Definire il genere dello spettacolo in questione come melancomico mi sembra perfetto. Quel bar, in cui avviene e può avvenire di tutto, posto sotto un immaginario mare credo si agiti dentro l'inconscio di molti se non di ciascuno di noi: che poi non si riesca a mostralo a tutti con la maestria di un sempre eccellente iconoclastico Stefano Benni è di certo un altro affare.
Sulla melancomicità si gioca la regia, frutto di un appassionato grande lavoro di Emilio Russo che propone alcuni eccellenti racconti tratti da Il bar sotto il mare e da altre raccolte. L'uomo senza nome sceso nel bar, a cui Benni dà il nome di ospite, alla prima al Menotti ha la fisicità e lo spaesamento di uno spettatore sorteggiato tra il numerosissimo pubblico. La scelta dell'ospite esterno mi è sembrato il ribadire la volontà di rompere la cosiddetta quarta parete della quale, negli anni Ottanta o poco prima, si discettava molto. Credo che regia e complesso attoriale debbano fare uno sforzo, a cominciare dalle prossime repliche, per coinvolgere maggiormente l'ospite casuale.
Sul palco Fabrizio Checcacci, Roberto Andrioli, Lorenzo degli Innocenti, accompagnati dalla chitarra di Cosimo Zannelli, narrano le stravaganti avventure non-sense di Benni.

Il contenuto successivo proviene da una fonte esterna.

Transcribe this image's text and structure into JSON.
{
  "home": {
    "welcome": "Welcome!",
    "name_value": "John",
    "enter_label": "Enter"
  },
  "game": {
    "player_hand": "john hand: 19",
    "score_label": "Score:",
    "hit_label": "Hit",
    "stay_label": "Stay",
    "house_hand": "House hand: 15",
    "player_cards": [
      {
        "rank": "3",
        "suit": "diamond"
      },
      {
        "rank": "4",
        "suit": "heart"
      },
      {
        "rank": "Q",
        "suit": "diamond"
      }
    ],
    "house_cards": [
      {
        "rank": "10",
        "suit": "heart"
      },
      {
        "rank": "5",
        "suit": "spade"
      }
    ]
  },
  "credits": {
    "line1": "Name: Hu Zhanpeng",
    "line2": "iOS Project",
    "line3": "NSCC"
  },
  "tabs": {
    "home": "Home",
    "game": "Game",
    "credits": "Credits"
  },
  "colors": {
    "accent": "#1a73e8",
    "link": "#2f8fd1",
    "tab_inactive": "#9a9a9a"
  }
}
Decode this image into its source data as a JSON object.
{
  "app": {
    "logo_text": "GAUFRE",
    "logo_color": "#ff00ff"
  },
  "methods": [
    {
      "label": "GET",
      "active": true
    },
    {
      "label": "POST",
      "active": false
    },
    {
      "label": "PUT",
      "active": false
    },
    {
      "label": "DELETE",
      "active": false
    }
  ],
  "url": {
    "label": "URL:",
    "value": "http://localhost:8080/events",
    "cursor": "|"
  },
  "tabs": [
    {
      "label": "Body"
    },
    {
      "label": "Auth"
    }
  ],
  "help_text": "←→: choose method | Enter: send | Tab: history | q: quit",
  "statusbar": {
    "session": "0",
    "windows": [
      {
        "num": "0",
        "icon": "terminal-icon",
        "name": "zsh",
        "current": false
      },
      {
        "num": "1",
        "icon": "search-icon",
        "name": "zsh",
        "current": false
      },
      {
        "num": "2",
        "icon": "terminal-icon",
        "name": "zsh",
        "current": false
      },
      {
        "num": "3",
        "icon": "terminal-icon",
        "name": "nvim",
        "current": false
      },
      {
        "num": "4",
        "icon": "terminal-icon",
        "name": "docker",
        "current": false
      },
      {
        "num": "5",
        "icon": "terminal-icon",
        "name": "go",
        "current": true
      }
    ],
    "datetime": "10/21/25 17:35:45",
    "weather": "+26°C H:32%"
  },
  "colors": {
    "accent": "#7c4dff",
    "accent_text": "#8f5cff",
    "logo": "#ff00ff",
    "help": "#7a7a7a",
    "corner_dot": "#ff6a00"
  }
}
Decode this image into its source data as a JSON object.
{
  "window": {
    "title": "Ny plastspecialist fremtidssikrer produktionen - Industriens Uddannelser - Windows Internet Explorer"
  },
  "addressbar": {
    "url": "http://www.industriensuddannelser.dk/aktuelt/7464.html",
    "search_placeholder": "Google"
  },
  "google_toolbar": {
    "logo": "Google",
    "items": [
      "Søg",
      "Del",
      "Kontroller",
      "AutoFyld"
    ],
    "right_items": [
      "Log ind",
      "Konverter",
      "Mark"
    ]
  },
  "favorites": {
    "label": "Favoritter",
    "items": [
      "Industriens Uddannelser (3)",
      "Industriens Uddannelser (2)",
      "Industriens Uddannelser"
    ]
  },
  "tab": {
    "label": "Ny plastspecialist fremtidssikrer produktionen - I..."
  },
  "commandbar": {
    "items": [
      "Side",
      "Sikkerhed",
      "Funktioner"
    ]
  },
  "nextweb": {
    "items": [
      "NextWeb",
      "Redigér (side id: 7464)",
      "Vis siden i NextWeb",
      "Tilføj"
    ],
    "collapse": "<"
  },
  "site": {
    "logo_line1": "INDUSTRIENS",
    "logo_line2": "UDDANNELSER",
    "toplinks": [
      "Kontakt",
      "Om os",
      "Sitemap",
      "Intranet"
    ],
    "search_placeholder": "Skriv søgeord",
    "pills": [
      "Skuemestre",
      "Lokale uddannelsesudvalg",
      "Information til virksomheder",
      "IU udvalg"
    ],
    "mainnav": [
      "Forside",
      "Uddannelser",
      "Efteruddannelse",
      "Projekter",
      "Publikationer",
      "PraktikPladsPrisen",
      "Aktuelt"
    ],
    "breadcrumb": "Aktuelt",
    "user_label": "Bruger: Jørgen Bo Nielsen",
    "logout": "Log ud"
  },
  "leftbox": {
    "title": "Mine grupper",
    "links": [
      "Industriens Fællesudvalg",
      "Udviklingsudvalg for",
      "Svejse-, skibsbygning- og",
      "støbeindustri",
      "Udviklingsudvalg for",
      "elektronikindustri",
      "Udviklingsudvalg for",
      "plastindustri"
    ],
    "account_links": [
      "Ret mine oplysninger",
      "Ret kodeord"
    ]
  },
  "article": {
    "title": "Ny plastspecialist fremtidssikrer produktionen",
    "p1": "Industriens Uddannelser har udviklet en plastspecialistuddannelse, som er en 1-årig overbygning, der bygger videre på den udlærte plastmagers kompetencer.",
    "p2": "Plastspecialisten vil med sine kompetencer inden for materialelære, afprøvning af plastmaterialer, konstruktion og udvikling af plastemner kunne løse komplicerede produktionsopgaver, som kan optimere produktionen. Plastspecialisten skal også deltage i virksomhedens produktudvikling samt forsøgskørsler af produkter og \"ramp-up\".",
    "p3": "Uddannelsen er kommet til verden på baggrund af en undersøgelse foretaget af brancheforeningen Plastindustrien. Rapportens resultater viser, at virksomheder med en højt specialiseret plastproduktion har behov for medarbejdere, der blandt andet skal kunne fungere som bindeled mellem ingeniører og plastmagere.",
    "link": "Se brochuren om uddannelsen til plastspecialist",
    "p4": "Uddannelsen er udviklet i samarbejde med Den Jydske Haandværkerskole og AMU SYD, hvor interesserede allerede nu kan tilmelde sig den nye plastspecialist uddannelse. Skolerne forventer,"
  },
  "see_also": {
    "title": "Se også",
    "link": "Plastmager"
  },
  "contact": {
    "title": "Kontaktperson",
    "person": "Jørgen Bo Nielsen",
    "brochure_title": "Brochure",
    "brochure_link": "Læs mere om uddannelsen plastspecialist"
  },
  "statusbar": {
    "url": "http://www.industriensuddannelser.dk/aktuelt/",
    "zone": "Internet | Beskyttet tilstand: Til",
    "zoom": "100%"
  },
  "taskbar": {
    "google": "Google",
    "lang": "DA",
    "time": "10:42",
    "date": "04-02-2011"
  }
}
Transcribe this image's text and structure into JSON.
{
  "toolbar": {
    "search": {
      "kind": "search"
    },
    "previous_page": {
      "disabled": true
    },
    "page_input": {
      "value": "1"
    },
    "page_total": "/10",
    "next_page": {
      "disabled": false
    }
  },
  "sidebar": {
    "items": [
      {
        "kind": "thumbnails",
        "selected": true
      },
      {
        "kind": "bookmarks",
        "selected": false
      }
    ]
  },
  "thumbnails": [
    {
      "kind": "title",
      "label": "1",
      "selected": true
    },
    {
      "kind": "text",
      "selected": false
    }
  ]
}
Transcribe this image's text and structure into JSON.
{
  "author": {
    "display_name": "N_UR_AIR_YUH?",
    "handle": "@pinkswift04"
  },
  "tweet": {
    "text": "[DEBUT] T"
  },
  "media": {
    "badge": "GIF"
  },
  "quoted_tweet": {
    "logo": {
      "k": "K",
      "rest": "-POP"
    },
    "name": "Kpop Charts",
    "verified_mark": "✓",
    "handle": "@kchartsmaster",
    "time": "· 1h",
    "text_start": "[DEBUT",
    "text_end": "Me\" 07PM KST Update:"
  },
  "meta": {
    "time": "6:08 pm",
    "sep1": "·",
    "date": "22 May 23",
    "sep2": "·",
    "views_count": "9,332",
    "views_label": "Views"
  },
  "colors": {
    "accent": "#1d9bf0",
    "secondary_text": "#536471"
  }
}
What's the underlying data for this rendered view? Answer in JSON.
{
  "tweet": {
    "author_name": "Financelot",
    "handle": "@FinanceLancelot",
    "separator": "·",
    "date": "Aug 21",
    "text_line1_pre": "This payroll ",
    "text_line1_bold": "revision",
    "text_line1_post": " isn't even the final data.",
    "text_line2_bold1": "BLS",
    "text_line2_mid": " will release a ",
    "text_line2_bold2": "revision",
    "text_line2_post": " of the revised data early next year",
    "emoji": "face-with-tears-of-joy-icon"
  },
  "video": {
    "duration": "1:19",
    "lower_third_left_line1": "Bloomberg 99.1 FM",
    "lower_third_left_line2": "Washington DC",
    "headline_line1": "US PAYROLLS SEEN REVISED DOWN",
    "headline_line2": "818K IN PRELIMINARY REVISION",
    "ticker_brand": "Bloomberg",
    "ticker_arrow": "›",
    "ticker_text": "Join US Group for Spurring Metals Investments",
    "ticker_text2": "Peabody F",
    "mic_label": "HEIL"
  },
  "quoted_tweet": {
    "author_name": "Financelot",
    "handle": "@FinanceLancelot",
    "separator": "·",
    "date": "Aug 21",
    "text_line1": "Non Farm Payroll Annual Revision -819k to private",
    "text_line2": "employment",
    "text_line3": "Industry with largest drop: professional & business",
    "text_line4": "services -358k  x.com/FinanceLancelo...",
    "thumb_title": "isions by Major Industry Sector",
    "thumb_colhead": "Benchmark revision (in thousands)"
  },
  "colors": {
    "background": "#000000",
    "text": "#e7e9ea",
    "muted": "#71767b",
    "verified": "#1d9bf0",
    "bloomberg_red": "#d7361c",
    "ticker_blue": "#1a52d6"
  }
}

Il primo racconto narra di quando a Sompazzo, un immaginario paese sull'Appennino Tosco-Emiliano famoso per "le barbabietole e i bugiardi", il tempo "impazzì" e ci volle l'intervento dell'aggiustatutto del borgo, tale Ofezeina, per riaggiustare stagioni eccessive.
Tra canzoni e poesie si susseguono i racconti, quasi tutti esilaranti, a cominciare dall'epica sfida tra Achille ed Ettore: uno lo spazzacamini, l'altro il fornaio di Sompazzo, sono amici per la pelle e appassionati di ciclismo (con una predilezione per Fausto Coppi). Perciò quando, durante una passeggiata, trovano una bicicletta arrivata dal nulla, sarà inevitabile la sfida; delle inusuali armi della sfida lascio ai futuri spettatori la scoperta.
Tra Il pornosabato dello Splendor, La storia di Pronto Soccorso e Beauty Case (gran cammeo di teatro narrazione), lo strampalato, a dir poco, Shimizé, vi è spazio per il momento più alto e lirico dell'intero spettacolo: I quattro veli di Kulala. Il racconto narra di Oda, che deve recuperare dal dio Kulala i quattro veli che potrebbero ridare il sonno al marito.
Vi è poi Cappuccetto rosso rap, tratto da un'altra raccolta di Benni, paradossale rivisitazione delle classica fiaba ai tempi di droghe e spacciatori.
I bravissimi quattro interpreti Fabrizio Checcacci, Roberto Andrioli, Lorenzo degli Innocenti e Cosimo Zannelli si muovono in una semplice scena, disegnata con sapienza minimalista da Pamela Aicardi, tra tavolini e sedie di un normalissimo bar con tanto di bancone sul fondo di destra.
Un ultimo applauso al regista Emilio Russo e un invito a tutti i lettori di non lasciarsi sfuggire l'occasione per divertirsi, ridere di gusto con uno spettacolo elegante e necessario per ricevere profondi segni interiori. Da vedere.